Harrisburg PA to Auction 8,000 Items


Harrisburg, the Bankrupt capital city of Pennsylvania is planning on selling more than 8,000 items from within the inventories.  The items range from rifles, to wooden wagons to gunfighter Doc Holliday's dentists chair and spans in time from the Colonial to Vietnam War eras.  25 auction firms were sent requests to bid on the assignment, with 10 viewing the property.  According to a Bloomberg article, the city sold $2 million worth of property at auction in 2007.

It could be a very unique sale with some very unusual items.

Bloomberg reports on the sale
Harrisburg, Pennsylvania’s capital, plans to auction off more than 8,000 relics ranging from 1900s- era rifles to wooden wagons that were meant to be part of a Wild West museum in the bankrupt city in the Northeast.

Representatives of 10 auction houses examined the artifacts yesterday, Robert Philbin, a spokesman for Mayor Linda Thompson, said. He declined to name them, though he said 25 firms, including Christie’s Inc. and Sotheby’s (BID), were invited to submit proposals.

“People were enthusiastic,” Philbin said.

The city, which faces a state takeover, budgeted $500,000 from the sale of the items. Former Mayor Stephen Reed, who served 28 years before losing to Thompson in the 2009 Democratic primary, collected the trove over years at a cost of about $8 million.

Reed, who spearheaded projects such as museums devoted to the Civil War and to firefighters and their equipment, also wanted to establish one to memorialize the American West. It never transpired. Reed didn’t return a call seeking comment today.

In 2007, the city sold about 3,000 artifacts for about $2 million, said Philbin.

The collection includes items from Colonial times to the Vietnam War, he said. Treasures such as a printing press and wanted posters featuring the outlaw Jesse James are stored in a climate-controlled office in downtown Harrisburg, said Philbin.
Toothpuller, Gunfighter

Other items, such as sabers and a dentist’s chair that belonged to Doc Holliday, who gained greater fame as a gunfighter, are jumbled in a building on the grounds of an incinerator whose debt load tipped the community into bankruptcy.

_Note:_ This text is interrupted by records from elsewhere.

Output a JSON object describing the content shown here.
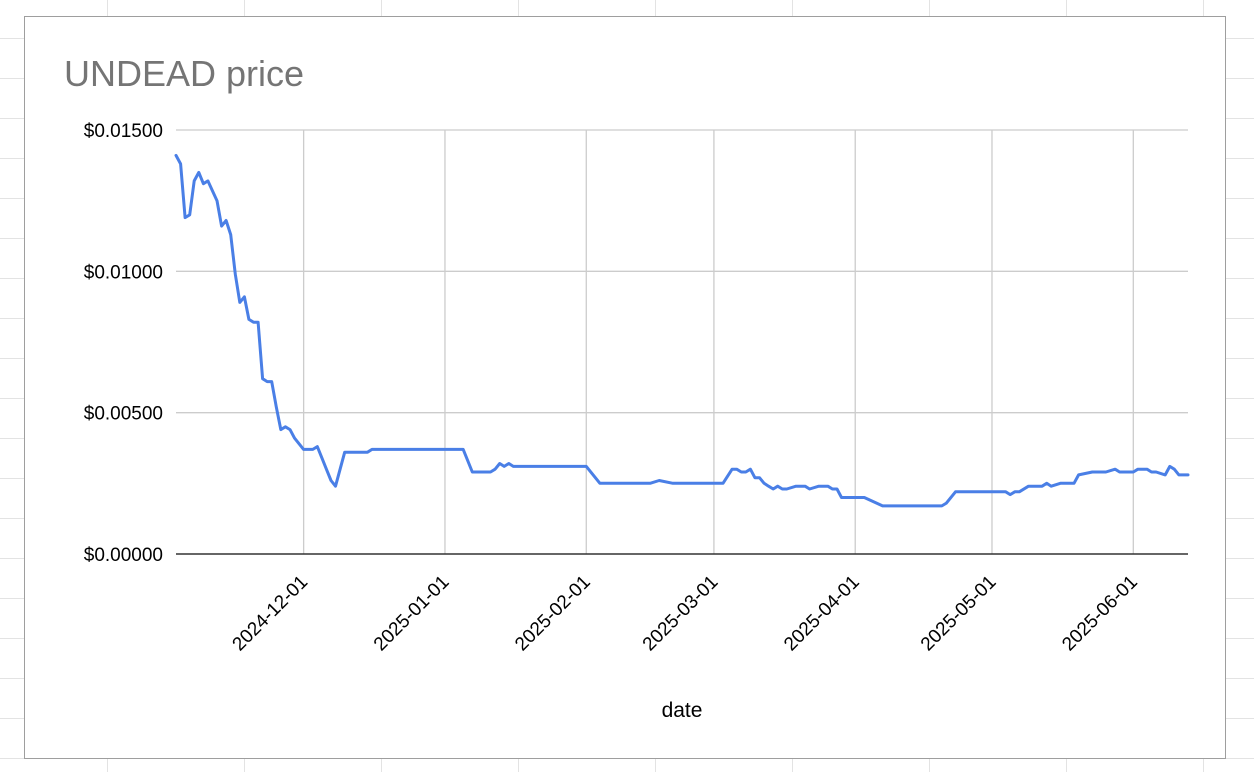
{
  "chart_data": {
    "type": "line",
    "title": "UNDEAD price",
    "xlabel": "date",
    "ylabel": "",
    "ylim": [
      0,
      0.015
    ],
    "xlim": [
      "2024-11-03",
      "2025-06-13"
    ],
    "y_ticks": [
      0,
      0.005,
      0.01,
      0.015
    ],
    "y_tick_labels": [
      "$0.00000",
      "$0.00500",
      "$0.01000",
      "$0.01500"
    ],
    "x_ticks": [
      "2024-12-01",
      "2025-01-01",
      "2025-02-01",
      "2025-03-01",
      "2025-04-01",
      "2025-05-01",
      "2025-06-01"
    ],
    "x_tick_labels": [
      "2024-12-01",
      "2025-01-01",
      "2025-02-01",
      "2025-03-01",
      "2025-04-01",
      "2025-05-01",
      "2025-06-01"
    ],
    "grid": true,
    "legend": "none",
    "color": "#4a7fe6",
    "x": [
      "2024-11-03",
      "2024-11-04",
      "2024-11-05",
      "2024-11-06",
      "2024-11-07",
      "2024-11-08",
      "2024-11-09",
      "2024-11-10",
      "2024-11-12",
      "2024-11-13",
      "2024-11-14",
      "2024-11-15",
      "2024-11-16",
      "2024-11-17",
      "2024-11-18",
      "2024-11-19",
      "2024-11-20",
      "2024-11-21",
      "2024-11-22",
      "2024-11-23",
      "2024-11-24",
      "2024-11-25",
      "2024-11-26",
      "2024-11-27",
      "2024-11-28",
      "2024-11-29",
      "2024-11-30",
      "2024-12-01",
      "2024-12-02",
      "2024-12-03",
      "2024-12-04",
      "2024-12-05",
      "2024-12-06",
      "2024-12-07",
      "2024-12-08",
      "2024-12-10",
      "2024-12-12",
      "2024-12-13",
      "2024-12-15",
      "2024-12-16",
      "2024-12-18",
      "2024-12-19",
      "2024-12-21",
      "2024-12-22",
      "2024-12-25",
      "2024-12-30",
      "2025-01-04",
      "2025-01-05",
      "2025-01-07",
      "2025-01-11",
      "2025-01-12",
      "2025-01-13",
      "2025-01-14",
      "2025-01-15",
      "2025-01-16",
      "2025-01-17",
      "2025-01-20",
      "2025-01-25",
      "2025-01-31",
      "2025-02-01",
      "2025-02-04",
      "2025-02-08",
      "2025-02-12",
      "2025-02-14",
      "2025-02-15",
      "2025-02-17",
      "2025-02-20",
      "2025-02-22",
      "2025-02-26",
      "2025-02-28",
      "2025-03-02",
      "2025-03-03",
      "2025-03-05",
      "2025-03-06",
      "2025-03-07",
      "2025-03-08",
      "2025-03-09",
      "2025-03-10",
      "2025-03-11",
      "2025-03-12",
      "2025-03-13",
      "2025-03-14",
      "2025-03-15",
      "2025-03-16",
      "2025-03-17",
      "2025-03-19",
      "2025-03-21",
      "2025-03-22",
      "2025-03-24",
      "2025-03-26",
      "2025-03-27",
      "2025-03-28",
      "2025-03-29",
      "2025-04-01",
      "2025-04_02",
      "2025-04-03",
      "2025-04-07",
      "2025-04-10",
      "2025-04-13",
      "2025-04-15",
      "2025-04-17",
      "2025-04-19",
      "2025-04-20",
      "2025-04-21",
      "2025-04-23",
      "2025-04-25",
      "2025-04-30",
      "2025-05-01",
      "2025-05-03",
      "2025-05-04",
      "2025-05-05",
      "2025-05-06",
      "2025-05-07",
      "2025-05-09",
      "2025-05-10",
      "2025-05-11",
      "2025-05-12",
      "2025-05-13",
      "2025-05-14",
      "2025-05-16",
      "2025-05-17",
      "2025-05-19",
      "2025-05-20",
      "2025-05-23",
      "2025-05-26",
      "2025-05-28",
      "2025-05-29",
      "2025-05-30",
      "2025-06-01",
      "2025-06-02",
      "2025-06-03",
      "2025-06-04",
      "2025-06-05",
      "2025-06-06",
      "2025-06-08",
      "2025-06-09",
      "2025-06-10",
      "2025-06-11",
      "2025-06-13"
    ],
    "values": [
      0.0141,
      0.0138,
      0.0119,
      0.012,
      0.0132,
      0.0135,
      0.0131,
      0.0132,
      0.0125,
      0.0116,
      0.0118,
      0.0113,
      0.0099,
      0.0089,
      0.0091,
      0.0083,
      0.0082,
      0.0082,
      0.0062,
      0.0061,
      0.0061,
      0.0052,
      0.0044,
      0.0045,
      0.0044,
      0.0041,
      0.0039,
      0.0037,
      0.0037,
      0.0037,
      0.0038,
      0.0034,
      0.003,
      0.0026,
      0.0024,
      0.0036,
      0.0036,
      0.0036,
      0.0036,
      0.0037,
      0.0037,
      0.0037,
      0.0037,
      0.0037,
      0.0037,
      0.0037,
      0.0037,
      0.0037,
      0.0029,
      0.0029,
      0.003,
      0.0032,
      0.0031,
      0.0032,
      0.0031,
      0.0031,
      0.0031,
      0.0031,
      0.0031,
      0.0031,
      0.0025,
      0.0025,
      0.0025,
      0.0025,
      0.0025,
      0.0026,
      0.0025,
      0.0025,
      0.0025,
      0.0025,
      0.0025,
      0.0025,
      0.003,
      0.003,
      0.0029,
      0.0029,
      0.003,
      0.0027,
      0.0027,
      0.0025,
      0.0024,
      0.0023,
      0.0024,
      0.0023,
      0.0023,
      0.0024,
      0.0024,
      0.0023,
      0.0024,
      0.0024,
      0.0023,
      0.0023,
      0.002,
      0.002,
      0.002,
      0.002,
      0.0017,
      0.0017,
      0.0017,
      0.0017,
      0.0017,
      0.0017,
      0.0017,
      0.0018,
      0.0022,
      0.0022,
      0.0022,
      0.0022,
      0.0022,
      0.0022,
      0.0021,
      0.0022,
      0.0022,
      0.0024,
      0.0024,
      0.0024,
      0.0024,
      0.0025,
      0.0024,
      0.0025,
      0.0025,
      0.0025,
      0.0028,
      0.0029,
      0.0029,
      0.003,
      0.0029,
      0.0029,
      0.0029,
      0.003,
      0.003,
      0.003,
      0.0029,
      0.0029,
      0.0028,
      0.0031,
      0.003,
      0.0028,
      0.0028
    ]
  }
}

The selected auction house would take a commission, and proceeds would go toward the city, said Philbin, who added the timing would depend on the auctioneers and state of the market.
(Chrsitie's is holding its ImpMod evening sale Tuesday evening.  I will post results after the sale and when Chrisite's issues its press release.  The sale includes a Degas’s bronze Petite Danseuse de Quatorze Ans is estimated to sell between $25 million and $35 million)

1 comment:

Gary Drobnack said...

Has a date been set yet for the Harrisburg PA auction of historical artifacts? Has a catalogue of the items to be auctioned been published yet?